Private Project
Mediations Kurdistan
Kurdistan: In the Shadow of History (1991–2007) is a multimedia project comprising photographs, videos, documents and oral accounts collected by the artist. This archive of collective memory reveals the history of a people dispersed throughout the world. Meiselas originally arrived in northern Iraq to document Saddam Hussein’s Anfal campaign of genocide against the Kurds launched in 1988. She felt that contemporary photographs could bear witness to a crime by imaging the exhumation of a mass grave of individual remains. The victims, however, were Kurdish citizens from civil society who could only be portrayed through the past century of images that revealed their aspirations for a Kurdish homeland.

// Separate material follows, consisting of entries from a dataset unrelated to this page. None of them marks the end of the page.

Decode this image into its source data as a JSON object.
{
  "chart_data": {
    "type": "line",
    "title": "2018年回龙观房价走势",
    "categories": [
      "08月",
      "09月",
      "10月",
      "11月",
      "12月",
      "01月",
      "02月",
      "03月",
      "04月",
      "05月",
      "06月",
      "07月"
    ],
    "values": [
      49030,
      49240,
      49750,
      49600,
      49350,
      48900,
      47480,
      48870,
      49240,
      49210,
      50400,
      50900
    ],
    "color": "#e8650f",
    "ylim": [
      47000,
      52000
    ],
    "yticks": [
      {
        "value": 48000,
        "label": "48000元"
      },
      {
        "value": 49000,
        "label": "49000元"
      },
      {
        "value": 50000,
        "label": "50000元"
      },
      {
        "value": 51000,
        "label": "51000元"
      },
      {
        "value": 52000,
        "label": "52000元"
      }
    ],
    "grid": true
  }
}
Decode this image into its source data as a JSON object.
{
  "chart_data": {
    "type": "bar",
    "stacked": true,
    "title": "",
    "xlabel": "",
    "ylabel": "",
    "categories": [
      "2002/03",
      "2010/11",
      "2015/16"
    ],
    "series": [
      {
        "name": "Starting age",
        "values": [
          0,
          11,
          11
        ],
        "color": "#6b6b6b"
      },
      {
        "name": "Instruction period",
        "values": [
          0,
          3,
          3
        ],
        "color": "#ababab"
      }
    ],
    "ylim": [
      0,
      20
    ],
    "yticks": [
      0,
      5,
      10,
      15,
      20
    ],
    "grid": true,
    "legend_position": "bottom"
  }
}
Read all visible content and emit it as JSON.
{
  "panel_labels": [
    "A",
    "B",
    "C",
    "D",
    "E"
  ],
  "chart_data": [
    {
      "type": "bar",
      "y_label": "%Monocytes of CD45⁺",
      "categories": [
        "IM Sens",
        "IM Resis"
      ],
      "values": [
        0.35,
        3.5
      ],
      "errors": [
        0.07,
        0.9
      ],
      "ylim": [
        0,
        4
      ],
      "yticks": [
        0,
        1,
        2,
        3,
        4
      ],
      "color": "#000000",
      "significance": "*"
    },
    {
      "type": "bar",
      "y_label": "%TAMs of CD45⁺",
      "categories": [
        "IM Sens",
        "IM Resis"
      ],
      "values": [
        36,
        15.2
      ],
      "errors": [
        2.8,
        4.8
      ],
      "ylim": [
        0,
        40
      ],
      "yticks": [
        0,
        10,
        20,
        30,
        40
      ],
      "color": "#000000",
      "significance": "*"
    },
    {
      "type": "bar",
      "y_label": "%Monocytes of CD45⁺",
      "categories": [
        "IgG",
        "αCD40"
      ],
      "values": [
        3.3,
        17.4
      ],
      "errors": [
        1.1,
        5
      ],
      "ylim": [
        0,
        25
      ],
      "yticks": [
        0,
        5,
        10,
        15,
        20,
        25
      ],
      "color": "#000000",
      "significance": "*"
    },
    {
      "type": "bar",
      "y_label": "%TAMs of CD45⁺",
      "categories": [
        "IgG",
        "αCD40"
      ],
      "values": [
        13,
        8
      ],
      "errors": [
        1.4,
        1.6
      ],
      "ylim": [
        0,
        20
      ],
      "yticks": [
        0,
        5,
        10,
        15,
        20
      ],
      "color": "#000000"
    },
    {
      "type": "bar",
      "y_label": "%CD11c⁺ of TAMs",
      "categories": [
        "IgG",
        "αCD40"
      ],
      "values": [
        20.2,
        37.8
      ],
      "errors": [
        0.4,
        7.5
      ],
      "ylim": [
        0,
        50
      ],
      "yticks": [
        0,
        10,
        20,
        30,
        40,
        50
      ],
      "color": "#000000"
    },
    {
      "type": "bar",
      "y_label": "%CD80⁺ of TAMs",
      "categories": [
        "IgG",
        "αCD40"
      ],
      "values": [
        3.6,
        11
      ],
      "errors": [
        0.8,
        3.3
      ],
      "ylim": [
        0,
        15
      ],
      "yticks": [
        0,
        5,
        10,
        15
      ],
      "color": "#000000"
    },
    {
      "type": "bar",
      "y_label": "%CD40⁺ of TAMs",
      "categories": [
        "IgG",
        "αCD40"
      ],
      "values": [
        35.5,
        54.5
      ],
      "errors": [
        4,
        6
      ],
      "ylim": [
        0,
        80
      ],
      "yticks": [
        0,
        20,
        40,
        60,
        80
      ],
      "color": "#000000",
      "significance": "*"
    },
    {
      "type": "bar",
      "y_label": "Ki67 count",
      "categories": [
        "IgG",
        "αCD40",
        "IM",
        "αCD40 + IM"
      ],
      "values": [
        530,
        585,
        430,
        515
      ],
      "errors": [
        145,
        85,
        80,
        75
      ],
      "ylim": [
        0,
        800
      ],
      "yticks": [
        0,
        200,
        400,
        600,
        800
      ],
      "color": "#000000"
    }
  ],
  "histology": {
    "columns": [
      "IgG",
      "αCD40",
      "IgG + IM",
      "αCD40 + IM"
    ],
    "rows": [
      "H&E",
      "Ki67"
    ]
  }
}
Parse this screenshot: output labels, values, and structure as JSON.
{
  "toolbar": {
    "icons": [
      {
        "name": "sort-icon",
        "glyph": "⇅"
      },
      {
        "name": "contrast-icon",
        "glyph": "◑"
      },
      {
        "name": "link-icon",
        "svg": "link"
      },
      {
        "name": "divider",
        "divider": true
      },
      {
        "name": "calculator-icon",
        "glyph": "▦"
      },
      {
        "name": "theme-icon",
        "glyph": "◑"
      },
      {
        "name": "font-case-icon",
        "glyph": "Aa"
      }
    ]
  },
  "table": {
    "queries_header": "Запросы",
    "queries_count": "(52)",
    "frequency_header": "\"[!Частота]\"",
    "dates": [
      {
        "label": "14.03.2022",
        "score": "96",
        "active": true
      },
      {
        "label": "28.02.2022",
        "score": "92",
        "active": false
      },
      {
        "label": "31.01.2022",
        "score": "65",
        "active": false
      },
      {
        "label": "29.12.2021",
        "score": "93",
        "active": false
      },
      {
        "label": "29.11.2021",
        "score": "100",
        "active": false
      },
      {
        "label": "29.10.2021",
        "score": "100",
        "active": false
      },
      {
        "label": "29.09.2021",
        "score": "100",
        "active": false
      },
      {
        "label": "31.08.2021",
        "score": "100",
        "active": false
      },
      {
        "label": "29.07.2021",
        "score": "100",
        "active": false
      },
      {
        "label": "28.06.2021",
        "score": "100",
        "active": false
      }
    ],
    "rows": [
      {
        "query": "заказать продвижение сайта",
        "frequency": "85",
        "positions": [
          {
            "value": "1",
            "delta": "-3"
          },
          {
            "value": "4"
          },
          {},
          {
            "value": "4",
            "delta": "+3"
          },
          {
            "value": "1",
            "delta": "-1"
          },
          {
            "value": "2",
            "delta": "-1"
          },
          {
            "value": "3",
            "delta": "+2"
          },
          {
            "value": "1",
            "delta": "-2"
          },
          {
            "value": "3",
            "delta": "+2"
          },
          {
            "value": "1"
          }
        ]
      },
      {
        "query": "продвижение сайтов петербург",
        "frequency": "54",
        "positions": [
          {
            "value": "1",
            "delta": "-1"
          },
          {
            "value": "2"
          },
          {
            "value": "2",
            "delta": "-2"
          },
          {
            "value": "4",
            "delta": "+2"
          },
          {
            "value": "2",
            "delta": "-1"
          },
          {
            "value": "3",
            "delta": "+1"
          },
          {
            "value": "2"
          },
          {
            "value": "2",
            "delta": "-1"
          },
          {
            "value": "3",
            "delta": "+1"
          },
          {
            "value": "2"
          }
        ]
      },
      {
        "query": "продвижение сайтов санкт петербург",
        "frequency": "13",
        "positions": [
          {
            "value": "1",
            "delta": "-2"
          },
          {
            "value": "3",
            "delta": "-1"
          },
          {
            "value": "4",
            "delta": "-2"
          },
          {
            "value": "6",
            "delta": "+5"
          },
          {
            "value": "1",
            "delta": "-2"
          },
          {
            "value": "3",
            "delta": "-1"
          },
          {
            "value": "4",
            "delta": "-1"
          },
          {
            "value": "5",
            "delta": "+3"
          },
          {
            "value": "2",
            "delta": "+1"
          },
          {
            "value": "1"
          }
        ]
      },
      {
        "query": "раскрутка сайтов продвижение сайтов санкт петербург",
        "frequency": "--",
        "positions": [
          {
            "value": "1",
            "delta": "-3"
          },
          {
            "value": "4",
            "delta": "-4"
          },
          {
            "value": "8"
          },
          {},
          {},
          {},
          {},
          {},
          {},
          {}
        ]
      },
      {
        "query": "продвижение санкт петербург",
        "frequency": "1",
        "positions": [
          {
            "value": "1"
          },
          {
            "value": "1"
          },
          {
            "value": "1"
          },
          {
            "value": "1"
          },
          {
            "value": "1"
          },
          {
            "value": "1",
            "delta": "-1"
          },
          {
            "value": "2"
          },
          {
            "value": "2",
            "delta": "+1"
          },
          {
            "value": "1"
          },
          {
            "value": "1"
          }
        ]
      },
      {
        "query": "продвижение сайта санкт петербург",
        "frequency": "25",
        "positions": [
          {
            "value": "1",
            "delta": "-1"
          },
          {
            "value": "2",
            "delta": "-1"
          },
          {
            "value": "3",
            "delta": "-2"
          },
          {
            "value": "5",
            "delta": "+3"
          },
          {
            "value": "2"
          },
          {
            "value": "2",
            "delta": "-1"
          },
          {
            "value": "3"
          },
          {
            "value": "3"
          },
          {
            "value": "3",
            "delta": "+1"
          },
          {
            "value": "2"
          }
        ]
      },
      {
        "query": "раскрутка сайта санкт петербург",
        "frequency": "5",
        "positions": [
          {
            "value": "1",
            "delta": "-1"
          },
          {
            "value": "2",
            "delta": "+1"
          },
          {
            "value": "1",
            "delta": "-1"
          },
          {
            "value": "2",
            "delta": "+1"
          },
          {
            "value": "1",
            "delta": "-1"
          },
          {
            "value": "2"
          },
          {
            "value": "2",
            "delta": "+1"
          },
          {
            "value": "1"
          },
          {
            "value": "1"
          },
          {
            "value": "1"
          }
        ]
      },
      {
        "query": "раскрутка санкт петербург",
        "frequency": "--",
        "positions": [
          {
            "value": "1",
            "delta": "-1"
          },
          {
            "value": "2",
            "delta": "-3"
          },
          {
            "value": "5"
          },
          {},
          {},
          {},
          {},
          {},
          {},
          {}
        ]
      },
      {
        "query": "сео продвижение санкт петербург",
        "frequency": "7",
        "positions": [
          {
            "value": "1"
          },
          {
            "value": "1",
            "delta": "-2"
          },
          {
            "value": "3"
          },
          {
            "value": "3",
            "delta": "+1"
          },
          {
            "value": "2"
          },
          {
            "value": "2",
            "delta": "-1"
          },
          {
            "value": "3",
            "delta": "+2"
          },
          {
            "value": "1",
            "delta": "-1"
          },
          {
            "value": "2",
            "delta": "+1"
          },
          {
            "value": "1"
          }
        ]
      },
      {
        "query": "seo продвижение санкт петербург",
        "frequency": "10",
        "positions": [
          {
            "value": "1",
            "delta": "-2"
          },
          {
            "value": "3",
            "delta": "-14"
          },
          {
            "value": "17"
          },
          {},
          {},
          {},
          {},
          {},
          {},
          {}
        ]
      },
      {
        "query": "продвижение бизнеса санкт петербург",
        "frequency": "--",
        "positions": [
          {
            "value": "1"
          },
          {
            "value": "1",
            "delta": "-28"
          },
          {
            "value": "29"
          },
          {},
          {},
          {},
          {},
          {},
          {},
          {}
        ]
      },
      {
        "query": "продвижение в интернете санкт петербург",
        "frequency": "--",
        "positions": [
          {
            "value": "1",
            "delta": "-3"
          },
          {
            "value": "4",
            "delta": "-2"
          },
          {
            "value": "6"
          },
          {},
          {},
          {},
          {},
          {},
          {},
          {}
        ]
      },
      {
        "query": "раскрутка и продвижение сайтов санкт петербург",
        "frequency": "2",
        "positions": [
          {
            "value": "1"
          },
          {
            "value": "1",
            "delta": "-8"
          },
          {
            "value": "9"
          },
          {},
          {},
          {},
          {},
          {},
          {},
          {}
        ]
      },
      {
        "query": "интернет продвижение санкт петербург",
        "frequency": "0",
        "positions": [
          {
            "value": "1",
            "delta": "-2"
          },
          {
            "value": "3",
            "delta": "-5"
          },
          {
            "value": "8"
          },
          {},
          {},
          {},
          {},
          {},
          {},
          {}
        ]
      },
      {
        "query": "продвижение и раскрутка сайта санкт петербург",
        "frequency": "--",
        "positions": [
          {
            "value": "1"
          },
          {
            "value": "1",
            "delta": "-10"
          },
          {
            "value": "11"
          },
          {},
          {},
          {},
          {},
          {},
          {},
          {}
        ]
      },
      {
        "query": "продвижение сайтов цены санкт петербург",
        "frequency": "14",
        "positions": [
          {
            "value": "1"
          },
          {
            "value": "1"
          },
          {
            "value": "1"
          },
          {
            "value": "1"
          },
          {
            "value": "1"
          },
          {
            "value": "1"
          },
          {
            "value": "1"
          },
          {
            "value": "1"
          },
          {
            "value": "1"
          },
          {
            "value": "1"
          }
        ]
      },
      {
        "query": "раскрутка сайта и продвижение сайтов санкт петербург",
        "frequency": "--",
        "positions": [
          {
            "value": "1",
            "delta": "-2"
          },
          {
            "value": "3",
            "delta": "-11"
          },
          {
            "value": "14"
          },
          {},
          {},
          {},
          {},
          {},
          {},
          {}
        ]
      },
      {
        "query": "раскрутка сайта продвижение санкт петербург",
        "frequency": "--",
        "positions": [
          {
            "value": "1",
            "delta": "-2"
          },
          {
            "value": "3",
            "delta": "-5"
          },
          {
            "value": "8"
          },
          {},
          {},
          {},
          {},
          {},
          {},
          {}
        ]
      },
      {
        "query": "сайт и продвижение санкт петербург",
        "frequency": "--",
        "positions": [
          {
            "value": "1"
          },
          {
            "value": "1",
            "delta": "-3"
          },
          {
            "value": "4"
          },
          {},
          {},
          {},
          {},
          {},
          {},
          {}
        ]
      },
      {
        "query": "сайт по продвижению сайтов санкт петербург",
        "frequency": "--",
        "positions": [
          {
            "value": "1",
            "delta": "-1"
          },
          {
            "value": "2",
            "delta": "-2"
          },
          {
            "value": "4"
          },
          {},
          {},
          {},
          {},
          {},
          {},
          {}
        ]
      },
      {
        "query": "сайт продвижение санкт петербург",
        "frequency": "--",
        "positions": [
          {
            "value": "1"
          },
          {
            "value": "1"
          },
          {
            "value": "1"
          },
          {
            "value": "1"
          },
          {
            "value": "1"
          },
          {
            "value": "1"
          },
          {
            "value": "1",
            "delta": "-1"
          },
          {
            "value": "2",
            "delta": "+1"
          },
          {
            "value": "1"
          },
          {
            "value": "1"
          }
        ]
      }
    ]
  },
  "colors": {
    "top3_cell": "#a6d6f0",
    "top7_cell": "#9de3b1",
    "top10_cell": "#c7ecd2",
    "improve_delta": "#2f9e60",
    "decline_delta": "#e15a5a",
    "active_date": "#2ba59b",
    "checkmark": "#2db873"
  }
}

Meiselas explains her interest in the images and documents that she compiled to make this work: “I became preoccupied by the idea that ‘pictures are made and taken away’, so a culture might not get to see itself. There is also the issue of what happens after an image is made. I began to backtrack to Western archives and family collections to discover where a photograph of a Kurd might be – out in the world, lost, buried in a depository. Then I felt an additional sense of responsibility to repatriate what I had found. The burial released the metaphor for uncovering Kurdistan, which lives in the act of digging. The digging unleashed an obsessive gene that drove me to search for what had gone missing, and what remained unknown. The trawling through the archives was parallel with the witnessing and the actual exhumation of graves.”
The installation includes a “Storymap”, to which the accounts from a diaspora Kurdish community are regularly added (through participatory workshops), making each exhibition site-specific.